La question fondamentale reste cependant de savoir quelle doit être l’attitude du citoyen d’ici à l’égard du citoyen d’ailleurs qui arrive en France pour y vivre un temps plus ou moins long ou qui, victime de persécutions ou exposé à des menaces graves dans son pays demande la protection de la République (12). Si le droit de résidence ou d’asile ne saurait être regardé comme un droit absolu, il importe de considérer la coexistence du national et de l’étranger de manière féconde pour l’un et pour l’autre dans la confrontation de leurs singularités. Aucun d’eux ne peut a priori ériger ses propres principes en valeurs universelles quand bien même en seraient-ils convaincus, mais l’un et l’autre doivent tendre sincèrement à la même recherche d’universalité. Cela ne conduit pas à la remise en cause de l’État-nation, creuset naturel de formation de la citoyenneté. En France, la conception de l’intérêt général et la notion de service public, l’affirmation du principe d’égalité qui avec le droit du sol définit notre modèle d’intégration, une éthique de responsabilité que fonde le principe de laïcité sont autant de valeurs constitutives du pacte républicain que nous défendons légitimement comme valeurs à vocation universelle (13). Elles rencontrent naturellement les valeurs de l’étranger, certaines étant partagées d’autre pas. Si le recours à la notion d’ordre public est inévitable, elle ne saurait cependant entraver le processus de différenciation-convergence dans lequel se forment conjointement droit de cité et droit d’asile.

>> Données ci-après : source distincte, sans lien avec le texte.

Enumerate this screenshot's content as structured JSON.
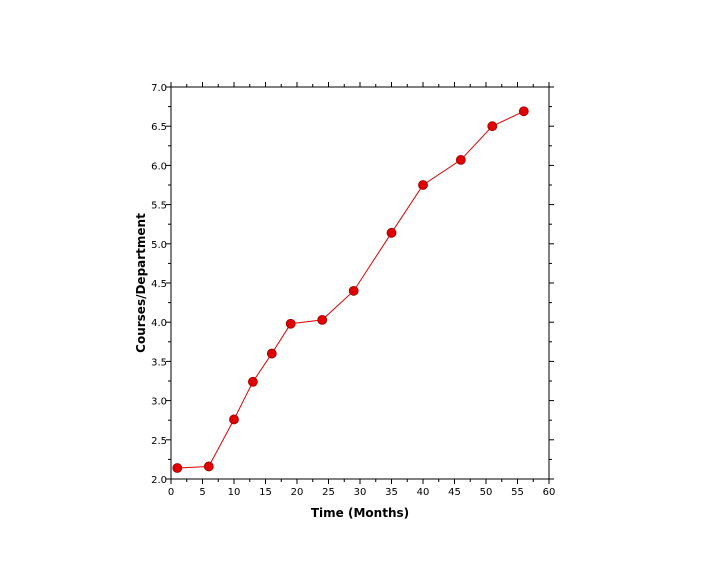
{
  "chart_data": {
    "type": "line",
    "title": "",
    "xlabel": "Time (Months)",
    "ylabel": "Courses/Department",
    "xlim": [
      0,
      60
    ],
    "ylim": [
      2.0,
      7.0
    ],
    "x_ticks": [
      "0",
      "5",
      "10",
      "15",
      "20",
      "25",
      "30",
      "35",
      "40",
      "45",
      "50",
      "55",
      "60"
    ],
    "y_ticks": [
      "2.0",
      "2.5",
      "3.0",
      "3.5",
      "4.0",
      "4.5",
      "5.0",
      "5.5",
      "6.0",
      "6.5",
      "7.0"
    ],
    "grid": false,
    "legend": "none",
    "series": [
      {
        "color": "#e00000",
        "marker": "circle",
        "x": [
          1,
          6,
          10,
          13,
          16,
          19,
          24,
          29,
          35,
          40,
          46,
          51,
          56
        ],
        "y": [
          2.14,
          2.16,
          2.76,
          3.24,
          3.6,
          3.98,
          4.03,
          4.4,
          5.14,
          5.75,
          6.07,
          6.5,
          6.69
        ]
      }
    ]
  }
}
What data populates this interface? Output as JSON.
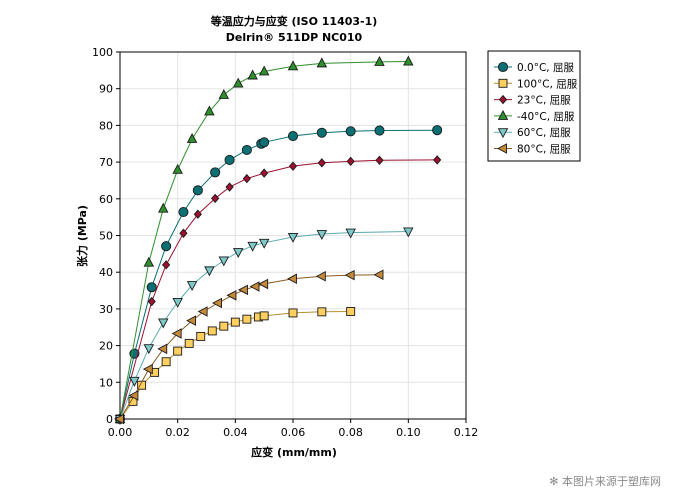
{
  "chart_data": {
    "type": "line",
    "title": "等温应力与应变 (ISO 11403-1)",
    "subtitle": "Delrin® 511DP NC010",
    "xlabel": "应变 (mm/mm)",
    "ylabel": "张力 (MPa)",
    "xlim": [
      0.0,
      0.12
    ],
    "ylim": [
      0,
      100
    ],
    "xticks": [
      "0.00",
      "0.02",
      "0.04",
      "0.06",
      "0.08",
      "0.10",
      "0.12"
    ],
    "yticks": [
      "0",
      "10",
      "20",
      "30",
      "40",
      "50",
      "60",
      "70",
      "80",
      "90",
      "100"
    ],
    "grid": true,
    "legend_position": "top-right outside",
    "series": [
      {
        "name": "0.0°C, 屈服",
        "marker": "circle",
        "color": "#0b6f74",
        "line_color": "#0b6f74",
        "x": [
          0,
          0.005,
          0.011,
          0.016,
          0.022,
          0.027,
          0.033,
          0.038,
          0.044,
          0.049,
          0.05,
          0.06,
          0.07,
          0.08,
          0.09,
          0.11
        ],
        "y": [
          0,
          17.8,
          35.9,
          47.1,
          56.4,
          62.3,
          67.2,
          70.6,
          73.3,
          75.0,
          75.4,
          77.1,
          78.0,
          78.4,
          78.6,
          78.7
        ]
      },
      {
        "name": "100°C, 屈服",
        "marker": "square",
        "color": "#ffd060",
        "line_color": "#b89030",
        "x": [
          0,
          0.0045,
          0.0075,
          0.012,
          0.016,
          0.02,
          0.024,
          0.028,
          0.032,
          0.036,
          0.04,
          0.044,
          0.048,
          0.05,
          0.06,
          0.07,
          0.08
        ],
        "y": [
          0,
          4.8,
          9.2,
          12.7,
          15.6,
          18.5,
          20.6,
          22.5,
          24.0,
          25.3,
          26.4,
          27.2,
          27.8,
          28.1,
          28.9,
          29.2,
          29.3
        ]
      },
      {
        "name": "23°C, 屈服",
        "marker": "diamond",
        "color": "#9e1030",
        "line_color": "#9e1030",
        "x": [
          0,
          0.011,
          0.016,
          0.022,
          0.027,
          0.033,
          0.038,
          0.044,
          0.05,
          0.06,
          0.07,
          0.08,
          0.09,
          0.11
        ],
        "y": [
          0,
          32.0,
          42.0,
          50.6,
          55.8,
          60.1,
          63.2,
          65.5,
          67.0,
          68.9,
          69.8,
          70.2,
          70.5,
          70.6
        ]
      },
      {
        "name": "-40°C, 屈服",
        "marker": "triangle-up",
        "color": "#2f8f2f",
        "line_color": "#2f8f2f",
        "x": [
          0,
          0.01,
          0.015,
          0.02,
          0.025,
          0.031,
          0.036,
          0.041,
          0.046,
          0.05,
          0.06,
          0.07,
          0.09,
          0.1
        ],
        "y": [
          0,
          42.6,
          57.3,
          67.9,
          76.3,
          83.8,
          88.3,
          91.4,
          93.6,
          94.7,
          96.1,
          96.9,
          97.3,
          97.4
        ]
      },
      {
        "name": "60°C, 屈服",
        "marker": "triangle-down",
        "color": "#7ec8c8",
        "line_color": "#5aaab0",
        "x": [
          0,
          0.005,
          0.01,
          0.015,
          0.02,
          0.025,
          0.031,
          0.036,
          0.041,
          0.046,
          0.05,
          0.06,
          0.07,
          0.08,
          0.1
        ],
        "y": [
          0,
          10.4,
          19.3,
          26.3,
          31.9,
          36.5,
          40.5,
          43.2,
          45.5,
          47.2,
          48.0,
          49.6,
          50.4,
          50.8,
          51.1
        ]
      },
      {
        "name": "80°C, 屈服",
        "marker": "triangle-left",
        "color": "#c48a3a",
        "line_color": "#8a5a20",
        "x": [
          0,
          0.005,
          0.01,
          0.015,
          0.02,
          0.025,
          0.029,
          0.034,
          0.039,
          0.043,
          0.047,
          0.05,
          0.06,
          0.07,
          0.08,
          0.09
        ],
        "y": [
          0,
          6.4,
          13.6,
          19.1,
          23.3,
          26.8,
          29.3,
          31.6,
          33.7,
          35.2,
          36.1,
          36.8,
          38.2,
          38.9,
          39.2,
          39.3
        ]
      }
    ]
  },
  "watermark": "本图片来源于塑库网"
}
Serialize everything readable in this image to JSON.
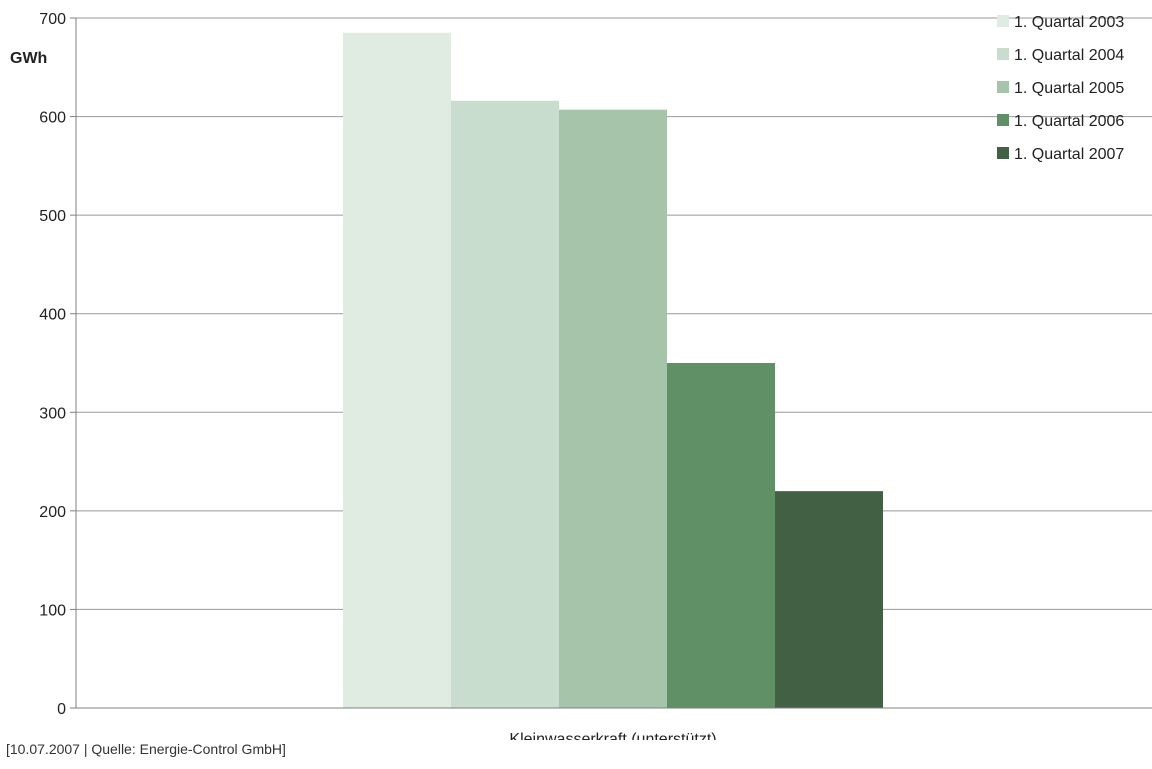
{
  "chart_data": {
    "type": "bar",
    "ylabel": "GWh",
    "categories": [
      "Kleinwasserkraft (unterstützt)"
    ],
    "ylim": [
      0,
      700
    ],
    "yticks": [
      0,
      100,
      200,
      300,
      400,
      500,
      600,
      700
    ],
    "grid": true,
    "legend_position": "top-right",
    "series": [
      {
        "name": "1. Quartal 2003",
        "values": [
          685
        ],
        "color": "#e0ebe2"
      },
      {
        "name": "1. Quartal 2004",
        "values": [
          616
        ],
        "color": "#c8ddce"
      },
      {
        "name": "1. Quartal 2005",
        "values": [
          607
        ],
        "color": "#a6c4a9"
      },
      {
        "name": "1. Quartal 2006",
        "values": [
          350
        ],
        "color": "#5f9066"
      },
      {
        "name": "1. Quartal 2007",
        "values": [
          220
        ],
        "color": "#426144"
      }
    ]
  },
  "footer": {
    "source": "[10.07.2007 | Quelle: Energie-Control GmbH]"
  }
}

La conduite des politiques d’immigration et d’asile suppose une bonne connaissance des faits migratoires et de leur dynamique, mais elle est avant tout guidée par des principes qu’il incombe à chaque État-nation de définir en conformité avec son histoire et l’état réel de la société qu’il organise. Aucune recherche ne peut se dispenser d’une inspiration nourrie des principes qui la guident et qu’elle organise en thèmes politiques. C’est ainsi que les recherches qui ont été rappelées dans les années 1970 entendaient répondre à des questions simples ayant une forte résonance dans l’opinion publique : les immigrés pèsent-ils excessivement dans le budget social de la nation ? prennent-ils le travail des nationaux où , à l’inverse, sont-ils un facteur de compétitivité de l’économie nationale ? l’envoi de leurs économies dans leur pays d’origine déséquilibre-t-il la balance des paiements de notre pays ? Pour l’essentiel ces thèmes demeurent d’actualité et nourrissent une part du débat politique à travers des expressions comme celles de l’ « immigration choisie » ou la création d’un ministère de l’Immigration, de l’Intégration, de l’Identité nationale et du Développement solidaire. On pourrait en déduire que les questions de l’immigration et de l’asile ont apparemment été prises en compte au niveau le plus élevé afin d’être traité avec tout le sérieux que nécessitent des problèmes aussi importants. On peu en douter car on ne reconnaît pas dans les décisions prises au cours de la dernière période la tradition de la France terre d’asile ni une prise en compte réfléchie du recours à l’immigration comme facteur de développement national et de coopération internationale. Il s’ensuit un délaissement des méthodes qui permettraient l’articulation intelligente des principes et de la démarche scientifique d’investigation de ces phénomènes imbriquant économie, sociologie et politique. Pour la même raison, la statistique de l’immigration et de l’asile demeure largement segmentée dans ses différentes sources administratives. Dans ce domaine comme en d’autres on peut constater que, non seulement il n’y a pas contradiction entre l’affirmation idéologique de principes républicains, le développement de méthodes scientifiques d’analyse et de prévision et la production de statistiques pertinentes, mais que ces éléments progressent naturellement ensemble. Reste à en tirer les conséquences.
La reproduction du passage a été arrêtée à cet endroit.